The tobacco wholesalers want to transfer to the cannabis industry a system they already use to track, deliver, and tax all cigarettes sold in Massachusetts. They’re reportedly asking state officials to require that cannabis producers to sell all their products through them—much like how alcohol goes through a wholesaler on its way to bars and retail stores.
“Rather than reinvent the wheel, let’s use the most successful, proven encrypted tax stamp program we have: the one assigned to cigarettes,” Paul Caron, a former state legislator who now serves as executive director of tobacco trade group the Northeast Association of Wholesale Distributors, told the Boston Globe.
“My members are willing to collect all the taxes on behalf of the state and stamp any marijuana product being distributed for sale,” he said.
This idea has drawn criticism, however, including from some cannabis legalization advocates.
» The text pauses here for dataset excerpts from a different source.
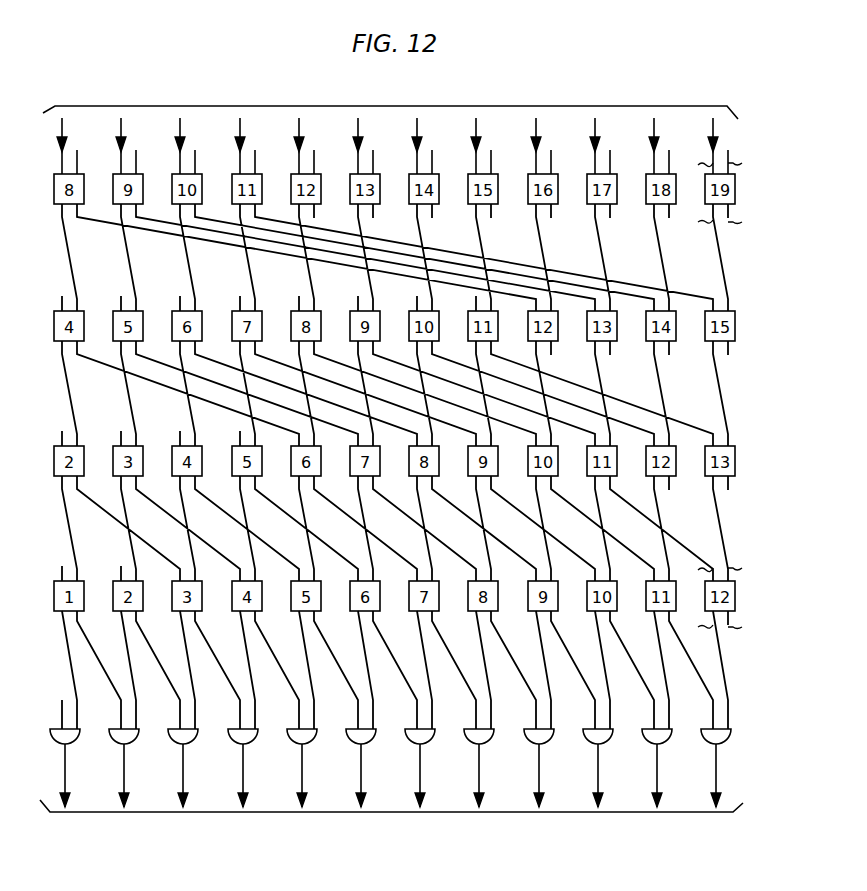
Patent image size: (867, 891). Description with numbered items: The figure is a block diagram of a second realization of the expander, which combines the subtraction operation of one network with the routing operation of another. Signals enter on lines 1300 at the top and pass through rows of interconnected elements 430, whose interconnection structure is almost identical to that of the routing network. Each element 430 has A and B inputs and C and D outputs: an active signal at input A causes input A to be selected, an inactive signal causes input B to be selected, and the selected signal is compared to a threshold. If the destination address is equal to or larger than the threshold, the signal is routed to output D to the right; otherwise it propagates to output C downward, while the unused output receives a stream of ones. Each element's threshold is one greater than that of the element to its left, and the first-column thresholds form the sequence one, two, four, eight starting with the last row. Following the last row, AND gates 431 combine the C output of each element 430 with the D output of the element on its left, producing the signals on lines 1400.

The element 430 is at (751, 597).
The AND gate 431 is at (741, 748).
The input lines 1300 is at (390, 128).
The output lines 1400 is at (391, 793).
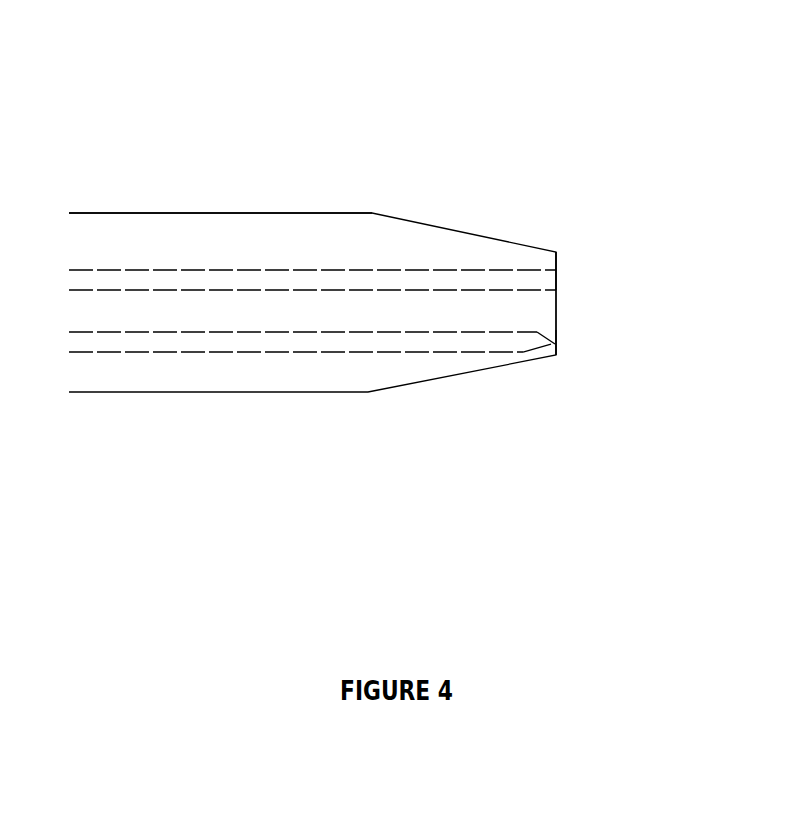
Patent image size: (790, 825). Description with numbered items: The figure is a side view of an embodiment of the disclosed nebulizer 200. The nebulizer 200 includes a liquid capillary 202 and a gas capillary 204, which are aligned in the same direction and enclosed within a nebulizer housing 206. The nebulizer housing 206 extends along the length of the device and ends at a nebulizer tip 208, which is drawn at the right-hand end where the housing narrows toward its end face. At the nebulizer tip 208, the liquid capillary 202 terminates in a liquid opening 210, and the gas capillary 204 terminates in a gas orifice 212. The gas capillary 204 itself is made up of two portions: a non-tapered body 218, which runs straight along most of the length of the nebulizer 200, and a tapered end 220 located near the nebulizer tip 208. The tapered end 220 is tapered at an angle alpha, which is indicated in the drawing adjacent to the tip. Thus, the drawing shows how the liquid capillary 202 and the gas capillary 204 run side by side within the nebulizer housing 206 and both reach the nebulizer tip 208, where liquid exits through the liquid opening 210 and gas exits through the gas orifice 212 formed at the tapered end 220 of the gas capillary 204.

The nebulizer 200 is at (312, 216).
The liquid capillary 202 is at (430, 278).
The gas capillary 204 is at (315, 343).
The nebulizer housing 206 is at (228, 208).
The nebulizer tip 208 is at (558, 310).
The liquid opening 210 is at (558, 278).
The gas orifice 212 is at (558, 340).
The non-tapered body 218 is at (500, 340).
The tapered end 220 is at (540, 353).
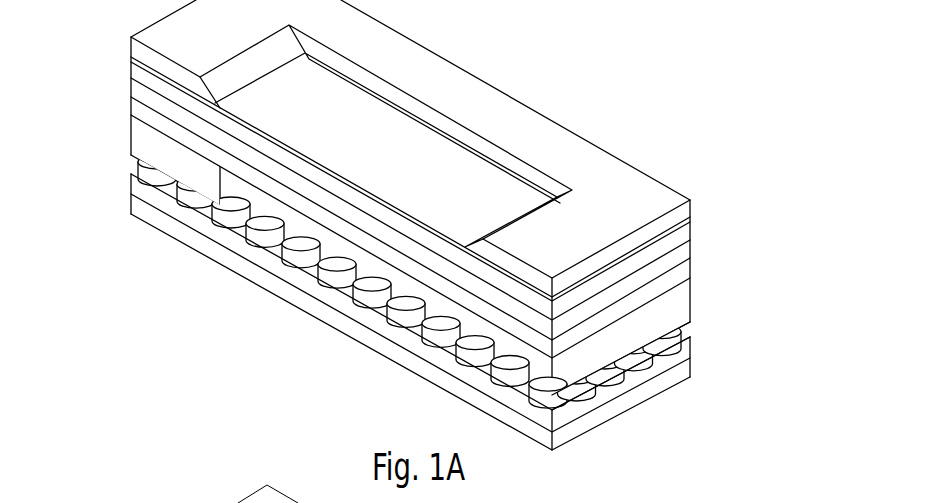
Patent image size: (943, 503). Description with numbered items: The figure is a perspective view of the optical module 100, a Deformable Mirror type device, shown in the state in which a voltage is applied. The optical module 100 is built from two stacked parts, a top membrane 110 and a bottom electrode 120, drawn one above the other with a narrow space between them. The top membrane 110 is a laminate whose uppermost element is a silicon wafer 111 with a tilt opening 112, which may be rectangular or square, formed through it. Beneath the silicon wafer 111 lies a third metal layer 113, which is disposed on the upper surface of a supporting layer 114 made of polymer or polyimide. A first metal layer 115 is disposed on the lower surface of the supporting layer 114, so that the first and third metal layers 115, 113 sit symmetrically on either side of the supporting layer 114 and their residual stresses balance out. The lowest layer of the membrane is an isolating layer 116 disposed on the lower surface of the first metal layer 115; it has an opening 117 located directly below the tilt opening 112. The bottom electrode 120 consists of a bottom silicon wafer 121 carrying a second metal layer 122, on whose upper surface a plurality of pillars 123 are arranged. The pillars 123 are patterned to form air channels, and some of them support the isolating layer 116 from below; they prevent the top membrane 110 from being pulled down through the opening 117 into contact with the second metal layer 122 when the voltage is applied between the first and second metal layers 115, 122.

The optical module 100 is at (698, 105).
The top membrane 110 is at (127, 32).
The silicon wafer 111 is at (671, 213).
The tilt opening 112 is at (430, 160).
The third metal layer 113 is at (685, 238).
The supporting layer 114 is at (683, 257).
The first metal layer 115 is at (682, 277).
The isolating layer 116 is at (680, 302).
The opening 117 is at (288, 227).
The bottom electrode 120 is at (127, 167).
The bottom silicon wafer 121 is at (617, 403).
The second metal layer 122 is at (682, 350).
The pillars 123 is at (688, 330).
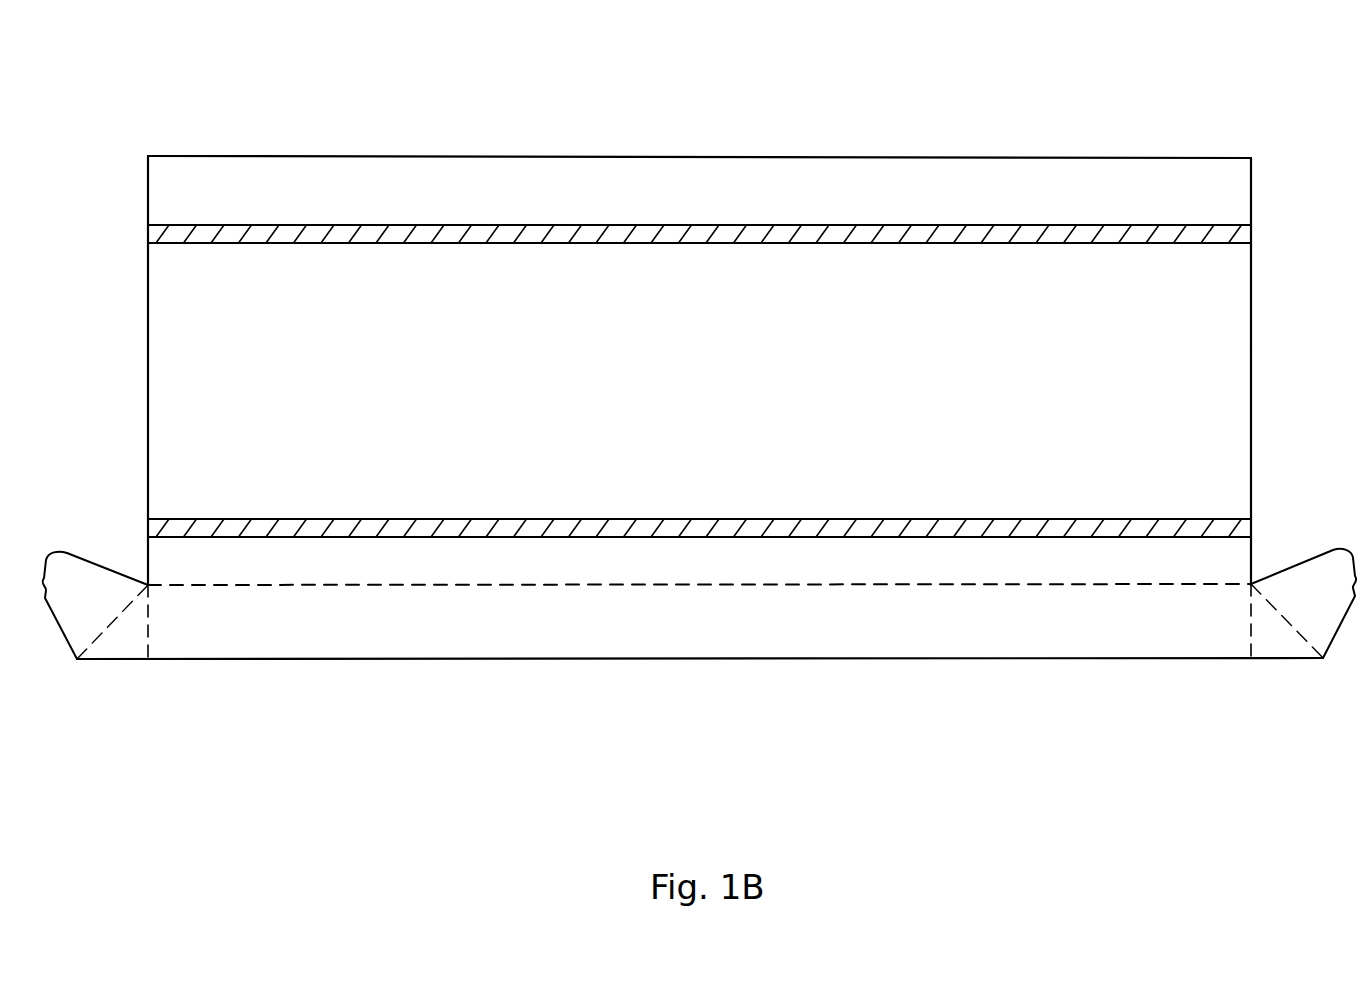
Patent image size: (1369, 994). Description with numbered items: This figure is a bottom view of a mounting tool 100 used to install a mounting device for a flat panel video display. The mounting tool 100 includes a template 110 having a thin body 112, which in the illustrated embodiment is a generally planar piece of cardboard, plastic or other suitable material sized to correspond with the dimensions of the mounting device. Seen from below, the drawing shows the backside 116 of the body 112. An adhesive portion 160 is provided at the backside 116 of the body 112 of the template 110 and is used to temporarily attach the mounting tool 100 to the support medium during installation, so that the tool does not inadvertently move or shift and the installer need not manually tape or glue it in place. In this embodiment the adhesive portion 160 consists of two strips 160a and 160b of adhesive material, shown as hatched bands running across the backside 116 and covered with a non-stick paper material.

The mounting tool 100 is at (700, 346).
The template 110 is at (735, 370).
The body 112 is at (1240, 434).
The backside 116 is at (1235, 313).
The adhesive portion 160 is at (699, 375).
The strip of adhesive material 160a is at (738, 224).
The strip of adhesive material 160b is at (762, 538).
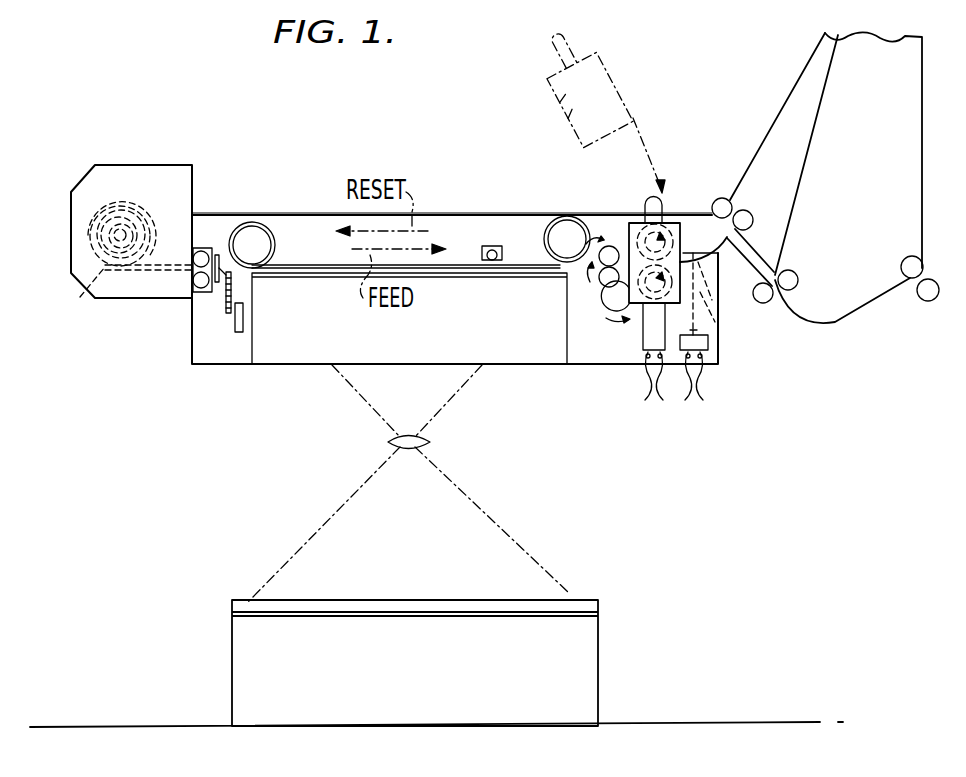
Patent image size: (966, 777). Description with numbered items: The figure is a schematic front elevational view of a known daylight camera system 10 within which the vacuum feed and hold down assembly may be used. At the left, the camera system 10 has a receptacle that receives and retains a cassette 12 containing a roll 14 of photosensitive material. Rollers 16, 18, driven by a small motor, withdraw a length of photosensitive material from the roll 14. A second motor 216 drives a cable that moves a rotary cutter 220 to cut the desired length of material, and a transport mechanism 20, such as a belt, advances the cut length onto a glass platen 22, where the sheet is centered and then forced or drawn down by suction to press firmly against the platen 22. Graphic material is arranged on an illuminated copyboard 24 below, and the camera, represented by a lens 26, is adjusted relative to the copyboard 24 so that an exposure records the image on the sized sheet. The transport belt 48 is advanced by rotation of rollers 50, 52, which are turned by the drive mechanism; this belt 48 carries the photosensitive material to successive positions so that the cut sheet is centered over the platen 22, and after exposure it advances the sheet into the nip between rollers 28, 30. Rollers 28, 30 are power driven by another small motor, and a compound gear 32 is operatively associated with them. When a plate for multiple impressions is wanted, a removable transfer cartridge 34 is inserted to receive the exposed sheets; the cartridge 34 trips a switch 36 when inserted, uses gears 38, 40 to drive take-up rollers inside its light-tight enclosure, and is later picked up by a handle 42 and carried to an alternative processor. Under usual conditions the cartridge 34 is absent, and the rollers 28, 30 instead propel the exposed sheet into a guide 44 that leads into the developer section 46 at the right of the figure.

The daylight camera system 10 is at (183, 382).
The cassette 12 is at (150, 165).
The roll of photosensitive material 14 is at (80, 297).
The roller 16 is at (201, 252).
The roller 18 is at (194, 283).
The transport mechanism 20 is at (304, 269).
The glass platen 22 is at (455, 279).
The illuminated copyboard 24 is at (420, 600).
The lens 26 is at (420, 440).
The roller 28 is at (609, 230).
The roller 30 is at (606, 288).
The compound gear 32 is at (620, 310).
The removable transfer cartridge 34 is at (565, 118).
The switch 36 is at (712, 346).
The gear 38 is at (707, 320).
The gear 40 is at (706, 287).
The handle 42 is at (640, 200).
The guide 44 is at (710, 230).
The developer section 46 is at (803, 327).
The transport belt 48 is at (528, 266).
The roller 50 is at (252, 232).
The roller 52 is at (567, 225).
The second motor 216 is at (245, 318).
The rotary cutter 220 is at (217, 284).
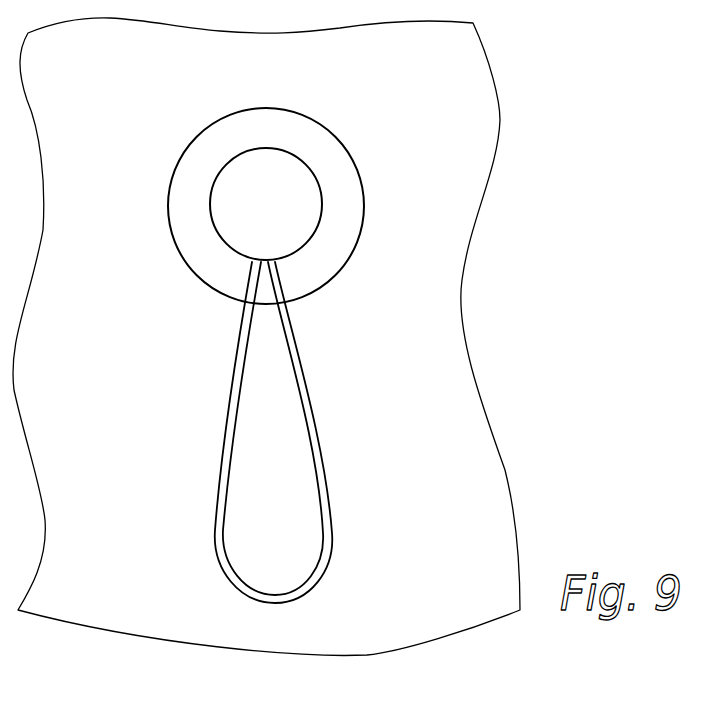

Jim Borghesani, the communications director for the Yes on 4 coalition that led the adult-use cannabis ballot effort, worries the structure could end up raising the retail price of cannabis.“The last thing this state needs is another three-tiered commerce system that gouges consumers and enriches middlemen,” Borghesani said.
Borghesani added that marijuana-specific distribution systems in other states work effectively enough that Massachusetts lacks a good reason to grant a monopoly to a group of tobacco wholesalers.
Other opponents have accused tobacco wholesalers of trying to replicate the alcohol industry’s fairly controversial distribution scheme, which locks retailers into long-term business relationships with wholesalers.
The group of tobacco wholesalers, the Globe reports, made its pitch to both Massachusetts legislators and state Treasurer Deborah Goldberg, who will oversee the new Cannabis Control Commission under the current set of laws.
It’s certainly not the first time companies in other so-called vice industries have taken a stance on the cannabis market. During election season last year, the company behind Sam Adams beer stated in an SEC filing that cannabis legalization in Massachusetts could cause alcohol sales to slide.
In Nevada, no stranger vice industries, cannabis was initially required to be distributed by alcohol wholesalers when voters passed a legalization measure in November. When the Nevada Tax Commission adopted temporary rules allowing other entities to become licensed distributors, alcohol wholesalers sued. Late last month, a state judge granted their request to freeze the rollout of adult-use cannabis—a move that could delay the state’s planned July 1 launch of its adult-use cannabis market.